The themes that emerge from the discussion of nurses and medical work on page 99, for example gender, values, education, and ideology, inform the book more generally. In discussing these themes here and elsewhere, I show how nurses became crucial symbols of the Soviet state. We see the increasingly paternalistic and conservative state turning to nurses as symbols of care and culture. As such, nurses had the potential to be ideal intermediaries between the state and society. But if they were to represent the state, then these nurses – almost all women – had to be cultured and educated. The idea of nurses as cultured and cultural workers is significant and one that reappears in later years. This page, and this part of the chapter, also sets the scene for debates about how the Soviet state and society interacted with nurses. It captures important questions about specialization and the kinds of skills nurses should acquire. Overall, we see how nursing and healthcare work are bound up with the state.

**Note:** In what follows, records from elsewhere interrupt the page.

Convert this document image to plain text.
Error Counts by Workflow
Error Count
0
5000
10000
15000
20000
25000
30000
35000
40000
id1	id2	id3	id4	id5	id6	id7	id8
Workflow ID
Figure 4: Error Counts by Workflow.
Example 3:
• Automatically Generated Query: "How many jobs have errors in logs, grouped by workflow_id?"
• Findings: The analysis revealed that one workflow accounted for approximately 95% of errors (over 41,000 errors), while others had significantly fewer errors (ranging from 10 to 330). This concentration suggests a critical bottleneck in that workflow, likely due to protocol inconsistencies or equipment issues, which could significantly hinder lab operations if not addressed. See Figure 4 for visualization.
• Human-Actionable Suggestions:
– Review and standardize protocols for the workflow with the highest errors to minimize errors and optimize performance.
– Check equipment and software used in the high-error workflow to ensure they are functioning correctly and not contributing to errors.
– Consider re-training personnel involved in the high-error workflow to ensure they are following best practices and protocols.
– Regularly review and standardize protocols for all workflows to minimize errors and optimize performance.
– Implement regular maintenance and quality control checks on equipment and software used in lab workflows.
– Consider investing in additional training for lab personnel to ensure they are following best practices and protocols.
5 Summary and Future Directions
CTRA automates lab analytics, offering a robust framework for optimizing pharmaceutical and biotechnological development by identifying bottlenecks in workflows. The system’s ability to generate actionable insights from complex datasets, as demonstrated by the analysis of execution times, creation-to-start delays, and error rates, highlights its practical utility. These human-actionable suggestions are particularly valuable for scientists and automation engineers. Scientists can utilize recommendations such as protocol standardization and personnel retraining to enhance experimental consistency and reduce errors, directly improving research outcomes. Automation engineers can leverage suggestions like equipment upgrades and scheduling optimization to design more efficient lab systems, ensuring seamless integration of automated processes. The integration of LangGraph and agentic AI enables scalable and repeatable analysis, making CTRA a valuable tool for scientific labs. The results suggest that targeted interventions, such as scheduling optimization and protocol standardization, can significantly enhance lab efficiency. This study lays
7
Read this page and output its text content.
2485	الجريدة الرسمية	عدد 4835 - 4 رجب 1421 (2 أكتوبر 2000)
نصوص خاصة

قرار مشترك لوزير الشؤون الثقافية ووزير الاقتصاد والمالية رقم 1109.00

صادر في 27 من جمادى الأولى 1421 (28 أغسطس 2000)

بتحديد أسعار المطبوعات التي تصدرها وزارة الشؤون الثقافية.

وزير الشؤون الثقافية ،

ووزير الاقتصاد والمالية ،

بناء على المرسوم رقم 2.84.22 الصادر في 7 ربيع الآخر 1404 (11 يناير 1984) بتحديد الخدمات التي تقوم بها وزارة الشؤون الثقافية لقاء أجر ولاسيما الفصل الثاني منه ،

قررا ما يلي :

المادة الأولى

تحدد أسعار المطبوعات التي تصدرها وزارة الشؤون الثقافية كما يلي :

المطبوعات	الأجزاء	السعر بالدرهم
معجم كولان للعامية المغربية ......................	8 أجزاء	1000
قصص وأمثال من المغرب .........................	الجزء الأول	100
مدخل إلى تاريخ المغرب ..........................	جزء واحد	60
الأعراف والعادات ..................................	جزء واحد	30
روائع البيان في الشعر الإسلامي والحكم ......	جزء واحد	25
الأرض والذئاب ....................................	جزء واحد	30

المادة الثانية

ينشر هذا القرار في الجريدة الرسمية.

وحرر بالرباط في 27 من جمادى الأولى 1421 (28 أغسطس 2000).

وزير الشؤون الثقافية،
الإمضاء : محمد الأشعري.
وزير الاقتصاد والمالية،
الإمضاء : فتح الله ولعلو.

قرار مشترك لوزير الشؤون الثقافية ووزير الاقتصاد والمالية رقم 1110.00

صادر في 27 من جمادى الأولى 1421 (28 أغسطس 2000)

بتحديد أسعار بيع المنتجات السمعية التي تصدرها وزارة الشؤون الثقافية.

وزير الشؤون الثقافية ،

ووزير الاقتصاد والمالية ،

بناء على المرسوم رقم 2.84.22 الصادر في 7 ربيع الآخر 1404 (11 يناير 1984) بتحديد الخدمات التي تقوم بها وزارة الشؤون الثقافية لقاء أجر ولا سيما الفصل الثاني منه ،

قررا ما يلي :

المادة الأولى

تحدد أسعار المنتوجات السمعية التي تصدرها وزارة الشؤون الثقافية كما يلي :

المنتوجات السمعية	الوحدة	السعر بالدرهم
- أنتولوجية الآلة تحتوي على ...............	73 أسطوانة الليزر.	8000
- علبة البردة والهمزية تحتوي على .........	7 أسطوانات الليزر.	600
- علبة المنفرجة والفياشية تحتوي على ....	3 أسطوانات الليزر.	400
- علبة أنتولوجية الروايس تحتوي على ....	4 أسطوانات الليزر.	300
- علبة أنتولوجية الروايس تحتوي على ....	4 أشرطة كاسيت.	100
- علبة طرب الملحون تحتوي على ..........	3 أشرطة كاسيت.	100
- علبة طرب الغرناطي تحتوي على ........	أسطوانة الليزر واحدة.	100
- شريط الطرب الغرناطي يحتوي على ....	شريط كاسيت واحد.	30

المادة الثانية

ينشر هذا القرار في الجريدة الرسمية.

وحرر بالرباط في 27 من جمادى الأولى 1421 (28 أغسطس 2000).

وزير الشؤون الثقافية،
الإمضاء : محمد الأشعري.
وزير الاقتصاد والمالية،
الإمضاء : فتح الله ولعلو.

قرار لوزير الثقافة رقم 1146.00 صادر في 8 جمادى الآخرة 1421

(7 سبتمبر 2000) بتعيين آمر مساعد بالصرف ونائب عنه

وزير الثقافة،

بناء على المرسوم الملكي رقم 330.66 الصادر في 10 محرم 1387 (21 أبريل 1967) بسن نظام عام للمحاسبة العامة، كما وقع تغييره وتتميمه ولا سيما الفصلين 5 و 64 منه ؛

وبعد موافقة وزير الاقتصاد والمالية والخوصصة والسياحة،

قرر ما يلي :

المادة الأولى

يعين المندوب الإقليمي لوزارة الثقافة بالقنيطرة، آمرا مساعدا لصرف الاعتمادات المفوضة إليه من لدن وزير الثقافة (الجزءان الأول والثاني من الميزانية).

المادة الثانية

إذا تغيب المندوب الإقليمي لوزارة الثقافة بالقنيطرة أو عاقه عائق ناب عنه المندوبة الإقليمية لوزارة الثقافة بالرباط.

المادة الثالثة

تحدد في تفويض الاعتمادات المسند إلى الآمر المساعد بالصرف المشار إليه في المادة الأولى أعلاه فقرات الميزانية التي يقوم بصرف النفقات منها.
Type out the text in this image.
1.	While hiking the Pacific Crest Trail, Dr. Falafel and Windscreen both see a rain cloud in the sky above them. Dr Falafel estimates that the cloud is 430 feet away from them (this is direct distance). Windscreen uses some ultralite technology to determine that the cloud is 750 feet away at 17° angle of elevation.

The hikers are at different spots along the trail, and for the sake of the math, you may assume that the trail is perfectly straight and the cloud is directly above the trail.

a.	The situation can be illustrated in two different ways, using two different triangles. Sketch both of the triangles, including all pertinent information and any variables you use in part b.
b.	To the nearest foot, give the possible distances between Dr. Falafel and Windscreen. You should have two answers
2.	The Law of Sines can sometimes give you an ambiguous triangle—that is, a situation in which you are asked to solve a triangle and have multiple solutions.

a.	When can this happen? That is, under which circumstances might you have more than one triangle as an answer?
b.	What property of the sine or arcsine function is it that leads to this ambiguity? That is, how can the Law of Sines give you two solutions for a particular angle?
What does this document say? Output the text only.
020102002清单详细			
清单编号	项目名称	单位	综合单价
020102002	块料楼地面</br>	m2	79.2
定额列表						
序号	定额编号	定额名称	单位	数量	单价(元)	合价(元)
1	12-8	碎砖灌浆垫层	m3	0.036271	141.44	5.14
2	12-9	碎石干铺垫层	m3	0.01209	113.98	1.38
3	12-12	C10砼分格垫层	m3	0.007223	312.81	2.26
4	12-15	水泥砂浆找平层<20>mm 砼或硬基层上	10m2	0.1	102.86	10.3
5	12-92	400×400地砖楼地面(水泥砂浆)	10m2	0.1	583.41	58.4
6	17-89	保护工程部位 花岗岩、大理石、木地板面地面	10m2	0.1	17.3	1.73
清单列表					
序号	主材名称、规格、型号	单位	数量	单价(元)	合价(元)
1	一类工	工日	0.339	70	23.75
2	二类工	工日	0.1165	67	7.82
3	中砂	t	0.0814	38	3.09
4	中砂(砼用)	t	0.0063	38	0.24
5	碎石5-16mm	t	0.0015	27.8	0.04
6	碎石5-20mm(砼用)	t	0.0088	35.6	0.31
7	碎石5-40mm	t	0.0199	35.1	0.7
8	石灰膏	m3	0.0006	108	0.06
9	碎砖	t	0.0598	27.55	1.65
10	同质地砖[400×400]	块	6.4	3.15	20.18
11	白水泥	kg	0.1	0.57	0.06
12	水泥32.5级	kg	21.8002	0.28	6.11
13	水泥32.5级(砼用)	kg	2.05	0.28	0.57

The book foregrounds how nursing and nurses were indelibly connected to broader social and political developments in the Soviet Union. It examines the nuances and complexities of the wider Soviet project and relates these to the history of nurses and healthcare workers. Although the Soviet state was brutal, violent, and repressive, it nonetheless drew on nurses to help show that socialist society was caring and compassionate. More broadly, I argue that the skills and work of nurses and other healthcare workers need to be properly recognised, and that ‘care’ needs to be taken seriously.